Just from reading the headline document - which you can read here - the messages coming from the Dasgupta Report are powerful (the full report is some 600 pages and will take some digesting!). This independent report has been produced for HM Treasury and presents some stark warnings and clear messages to Government on how important a structured - and structural - view on biodiversity and climate change truly is. One of the headlines that hit home to me was: "at the heart of the problem lies deep-rooted, widespread institutional failure." Dasgupta elaborates by saying:
"Many of our institutions have proved unfit to manage the externalities. Governments almost everywhere exacerbate the problem by paying people more to exploit nature than to protect it, and to prioritise unsustainable economic activities. A conservative estimate of the total cost globally of subsidies that damage nature is around US$4 to 6 trillion per year. And we lack the institutional arrangements needed to protect global public goods, such as the ocean or the world’s rainforests."
This struck a chord with me because there is such a conflict between an individual's response to the perils of climate change - reducing plastic waste, perhaps, or eating less or no meat - and the enormity of the problem at a structural level, when as a society we are still actively paying to damage rather than protect our natural environment.
This is not to say that individual action is valueless; indeed, systemic change is most powerful when it comes hand-in-hand with grassroots action. One individual can feel powerless to effect meaningful change, but en masse people can make an impact - through their decisions on the individual consumption but also through the pressure we place on key organisations in the public and private sectors to radically change their priorities. But it is clear from the Dasgupta Report just how much more is needed at an institutional, national and international level if there is to be any hope of preventing further diminishing of biodiversity and of reducing the impacts of climate change.

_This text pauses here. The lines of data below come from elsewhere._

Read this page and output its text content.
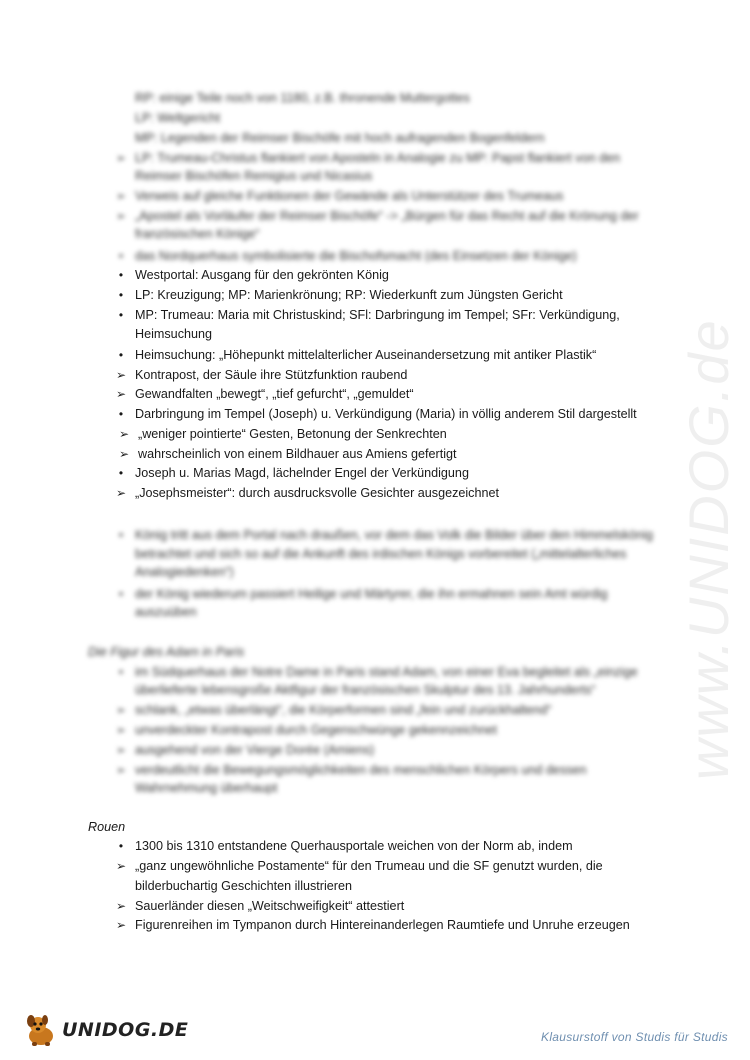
www.UNIDOG.de
RP: einige Teile noch von 1180, z.B. thronende Muttergottes
LP: Weltgericht
MP: Legenden der Reimser Bischöfe mit hoch aufragenden Bogenfeldern
➢ LP: Trumeau-Christus flankiert von Aposteln in Analogie zu MP: Papst flankiert von den
Reimser Bischöfen Remigius und Nicasius
➢ Verweis auf gleiche Funktionen der Gewände als Unterstützer des Trumeaus
➢ „Apostel als Vorläufer der Reimser Bischöfe“ -> „Bürgen für das Recht auf die Krönung der
französischen Könige“
• das Nordquerhaus symbolisierte die Bischofsmacht (des Einsetzen der Könige)
• Westportal: Ausgang für den gekrönten König
• LP: Kreuzigung; MP: Marienkrönung; RP: Wiederkunft zum Jüngsten Gericht
• MP: Trumeau: Maria mit Christuskind; SFl: Darbringung im Tempel; SFr: Verkündigung,
Heimsuchung
• Heimsuchung: „Höhepunkt mittelalterlicher Auseinandersetzung mit antiker Plastik“
➢ Kontrapost, der Säule ihre Stützfunktion raubend
➢ Gewandfalten „bewegt“, „tief gefurcht“, „gemuldet“
• Darbringung im Tempel (Joseph) u. Verkündigung (Maria) in völlig anderem Stil dargestellt
➢ „weniger pointierte“ Gesten, Betonung der Senkrechten
➢ wahrscheinlich von einem Bildhauer aus Amiens gefertigt
• Joseph u. Marias Magd, lächelnder Engel der Verkündigung
➢ „Josephsmeister“: durch ausdrucksvolle Gesichter ausgezeichnet
• König tritt aus dem Portal nach draußen, vor dem das Volk die Bilder über den Himmelskönig
betrachtet und sich so auf die Ankunft des irdischen Königs vorbereitet („mittelalterliches
Analogiedenken“)
• der König wiederum passiert Heilige und Märtyrer, die ihn ermahnen sein Amt würdig
auszuüben
Die Figur des Adam in Paris
• im Südquerhaus der Notre Dame in Paris stand Adam, von einer Eva begleitet als „einzige
überlieferte lebensgroße Aktfigur der französischen Skulptur des 13. Jahrhunderts“
➢ schlank, „etwas überlängt“, die Körperformen sind „fein und zurückhaltend“
➢ unverdeckter Kontrapost durch Gegenschwünge gekennzeichnet
➢ ausgehend von der Vierge Dorée (Amiens)
➢ verdeutlicht die Bewegungsmöglichkeiten des menschlichen Körpers und dessen
Wahrnehmung überhaupt
Rouen
• 1300 bis 1310 entstandene Querhausportale weichen von der Norm ab, indem
➢ „ganz ungewöhnliche Postamente“ für den Trumeau und die SF genutzt wurden, die
bilderbuchartig Geschichten illustrieren
➢ Sauerländer diesen „Weitschweifigkeit“ attestiert
➢ Figurenreihen im Tympanon durch Hintereinanderlegen Raumtiefe und Unruhe erzeugen
UNIDOG.DE	Klausurstoff von Studis für Studis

More generally I cannot help but think back to the Stern Review on the economics of climate change, published in 2006. It was self-evident then that the costs of unchecked climate change would far outweigh the costs of preventing or reducing that climate change, and yet despite the overwhelmingly compelling economic argument posed a decade and a half ago, we are here again with the Dasgupta Review, needing to demonstrate the economic argument for addressing man's impact on our environment. When the moral argument isn't enough, we must hope that Government is compelled by the economic argument for addressing biodiversity, and that the impact of this report is felt in, and responded to by, central Government and that the effects cascade throughout our institutions and systems.